The resource center at the University of Georgia College of Pharmacy looks for all intents and purposes like a library. In contains bookshelves with reference materials that are not available digitally and journals and other periodicals with prohibitively expensive online subscriptions. A row of tables, each seating eight, fills the middle of the room, which is flooded with natural light.
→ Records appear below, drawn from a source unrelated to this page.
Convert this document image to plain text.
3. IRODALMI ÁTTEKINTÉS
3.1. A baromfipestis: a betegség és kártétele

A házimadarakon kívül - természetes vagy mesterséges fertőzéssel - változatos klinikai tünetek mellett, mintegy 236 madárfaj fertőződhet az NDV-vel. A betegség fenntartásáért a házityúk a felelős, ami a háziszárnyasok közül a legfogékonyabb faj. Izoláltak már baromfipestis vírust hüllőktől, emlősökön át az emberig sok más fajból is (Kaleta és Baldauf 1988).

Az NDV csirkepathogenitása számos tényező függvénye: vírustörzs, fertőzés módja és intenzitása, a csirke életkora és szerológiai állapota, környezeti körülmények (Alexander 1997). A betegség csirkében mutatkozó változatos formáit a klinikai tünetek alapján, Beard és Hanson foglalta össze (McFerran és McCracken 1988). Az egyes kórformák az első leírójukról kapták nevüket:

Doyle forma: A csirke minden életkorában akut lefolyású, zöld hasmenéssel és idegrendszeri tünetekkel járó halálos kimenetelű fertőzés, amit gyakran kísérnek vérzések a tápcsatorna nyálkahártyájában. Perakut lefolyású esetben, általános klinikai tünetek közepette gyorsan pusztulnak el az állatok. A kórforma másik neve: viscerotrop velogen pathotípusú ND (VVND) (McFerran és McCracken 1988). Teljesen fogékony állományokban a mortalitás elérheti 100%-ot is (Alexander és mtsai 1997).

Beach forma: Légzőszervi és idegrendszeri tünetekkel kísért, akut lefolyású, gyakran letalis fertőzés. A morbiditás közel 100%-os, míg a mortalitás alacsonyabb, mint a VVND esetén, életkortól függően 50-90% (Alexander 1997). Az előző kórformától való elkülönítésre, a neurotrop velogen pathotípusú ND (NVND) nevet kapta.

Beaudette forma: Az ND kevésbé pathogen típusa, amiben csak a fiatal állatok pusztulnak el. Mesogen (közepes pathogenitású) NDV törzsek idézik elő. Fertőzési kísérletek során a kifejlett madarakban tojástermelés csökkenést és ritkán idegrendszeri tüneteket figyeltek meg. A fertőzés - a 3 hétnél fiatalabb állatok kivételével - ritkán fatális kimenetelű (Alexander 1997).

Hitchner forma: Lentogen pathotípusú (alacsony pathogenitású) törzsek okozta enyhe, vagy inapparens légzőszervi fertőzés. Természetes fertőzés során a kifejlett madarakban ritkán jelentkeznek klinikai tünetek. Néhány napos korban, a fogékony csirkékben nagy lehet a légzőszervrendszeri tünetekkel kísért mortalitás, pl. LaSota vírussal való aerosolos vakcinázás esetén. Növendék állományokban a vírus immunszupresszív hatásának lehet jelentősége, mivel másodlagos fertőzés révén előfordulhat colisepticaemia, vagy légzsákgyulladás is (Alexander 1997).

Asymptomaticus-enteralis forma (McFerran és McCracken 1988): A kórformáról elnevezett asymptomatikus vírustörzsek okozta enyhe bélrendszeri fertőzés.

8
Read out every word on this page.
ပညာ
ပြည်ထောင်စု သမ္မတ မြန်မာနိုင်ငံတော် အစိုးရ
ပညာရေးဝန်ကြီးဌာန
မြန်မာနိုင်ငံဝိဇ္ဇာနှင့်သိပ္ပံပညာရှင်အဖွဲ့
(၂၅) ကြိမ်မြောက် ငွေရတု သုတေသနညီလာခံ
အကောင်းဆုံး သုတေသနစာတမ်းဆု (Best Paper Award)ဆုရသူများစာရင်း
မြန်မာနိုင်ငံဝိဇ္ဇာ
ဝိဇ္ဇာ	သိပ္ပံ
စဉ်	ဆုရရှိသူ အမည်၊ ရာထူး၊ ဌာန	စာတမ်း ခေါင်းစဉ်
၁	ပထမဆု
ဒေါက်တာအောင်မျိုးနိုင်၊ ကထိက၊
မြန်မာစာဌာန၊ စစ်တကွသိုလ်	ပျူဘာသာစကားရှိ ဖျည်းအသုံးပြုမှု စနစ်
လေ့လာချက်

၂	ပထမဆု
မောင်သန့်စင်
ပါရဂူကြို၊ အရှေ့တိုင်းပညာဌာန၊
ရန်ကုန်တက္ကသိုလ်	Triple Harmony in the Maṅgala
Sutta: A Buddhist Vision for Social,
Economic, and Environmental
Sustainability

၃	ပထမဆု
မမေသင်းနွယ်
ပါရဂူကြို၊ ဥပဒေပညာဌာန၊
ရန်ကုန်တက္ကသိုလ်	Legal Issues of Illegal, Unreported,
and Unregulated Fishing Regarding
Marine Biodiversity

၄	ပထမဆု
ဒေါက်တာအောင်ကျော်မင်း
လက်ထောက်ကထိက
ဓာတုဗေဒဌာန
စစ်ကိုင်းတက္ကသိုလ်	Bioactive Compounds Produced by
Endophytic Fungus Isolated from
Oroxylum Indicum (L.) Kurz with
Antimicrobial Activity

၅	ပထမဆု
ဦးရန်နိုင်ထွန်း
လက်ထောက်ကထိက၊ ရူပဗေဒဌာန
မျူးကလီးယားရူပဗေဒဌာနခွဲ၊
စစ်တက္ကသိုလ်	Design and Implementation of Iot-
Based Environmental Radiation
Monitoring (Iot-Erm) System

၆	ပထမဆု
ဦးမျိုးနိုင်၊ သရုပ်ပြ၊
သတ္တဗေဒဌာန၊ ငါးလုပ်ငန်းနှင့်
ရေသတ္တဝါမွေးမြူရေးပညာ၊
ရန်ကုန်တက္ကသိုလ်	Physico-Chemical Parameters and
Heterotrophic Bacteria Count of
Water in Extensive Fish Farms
Smaller alcoves can be found along the perimeter, as well as 30 computer stations and seven walled-off group study rooms with white boards, tables, and chairs.

“The room has great acoustics, so even when people are working together, it’s very quiet,” says George Francisco, associate dean of the college.

In some ways, study spaces within medical schools are replacing traditional libraries.

“A library as a place to study is coming back, but a library as a place to store books is becoming obsolete,” says S/L/A/M's Sidney Ward. “A library could be anywhere because the collections are online. Students are acquiring a lot of content outside the classroom, and that content has such a short shelf life.”

Some of this content is the professor’s own lectures, which many record for students to stream or download so that class time can be spent on more interactive activities. Perhaps a sign of the digital age in which students now live, students consider any solitary study activity “reading,” including listening to a lecture online.

Learning After Hours in Classrooms

Medical students seem to work 24 hours a day, and building access must reflect that. When classes are not in session, instructional space morphs into collaborative space.

“If you come in on Saturday, you’ll see every classroom in use as a collaborative space,” says Surbey. “To facilitate that, everything is on wheels – tables, chairs – just let them configure the space however they want.”

“If you provide space, you need to provide the opportunity to change the space throughout the day,” he says. “I don’t like to have a space that’s only for one use.”

Being able to repurpose instructional space into collaborative space is especially important for schools that lack a big facilities budget, says Olenick.

That was the case at the University of Georgia. All the classroom furniture at the College of Pharmacy is moveable, and there are 10 multipurpose rooms that can be used for hands-on instruction and practice during the day and collaborative study space after hours. Each room includes four workstations where students can compound drugs, and a Murphy bed for physical exams. The mattress can be removed from the bed to create a table for individual and group work.

Ward stresses that collaborative space is not a frill; it is a critical training device for students.

“The number one thing employers ask for is people who have the ability to work within a team,” he says. Skills like that used to be called “soft skills” because they were valued less than the content of a person’s knowledge base. But information changes so rapidly in science and medicine that what a person learns in college can be obsolete within a year or two.

“These soft skills, like the ability to work in a team and collaborate, are rising to the top now,” he says. “And you can’t teach someone to do that in the classroom. They need to learn how to do it themselves like they will do it in the real world. Providing these kinds of collaborative spaces is really integral to the educational process. It is not icing on the cake.”

By Lisa Wesel 

This report is based on a presentation given by Olenick, Ward, and Surbey at the Tradeline Academic Medical and Health Science Centers 2011 conference in December.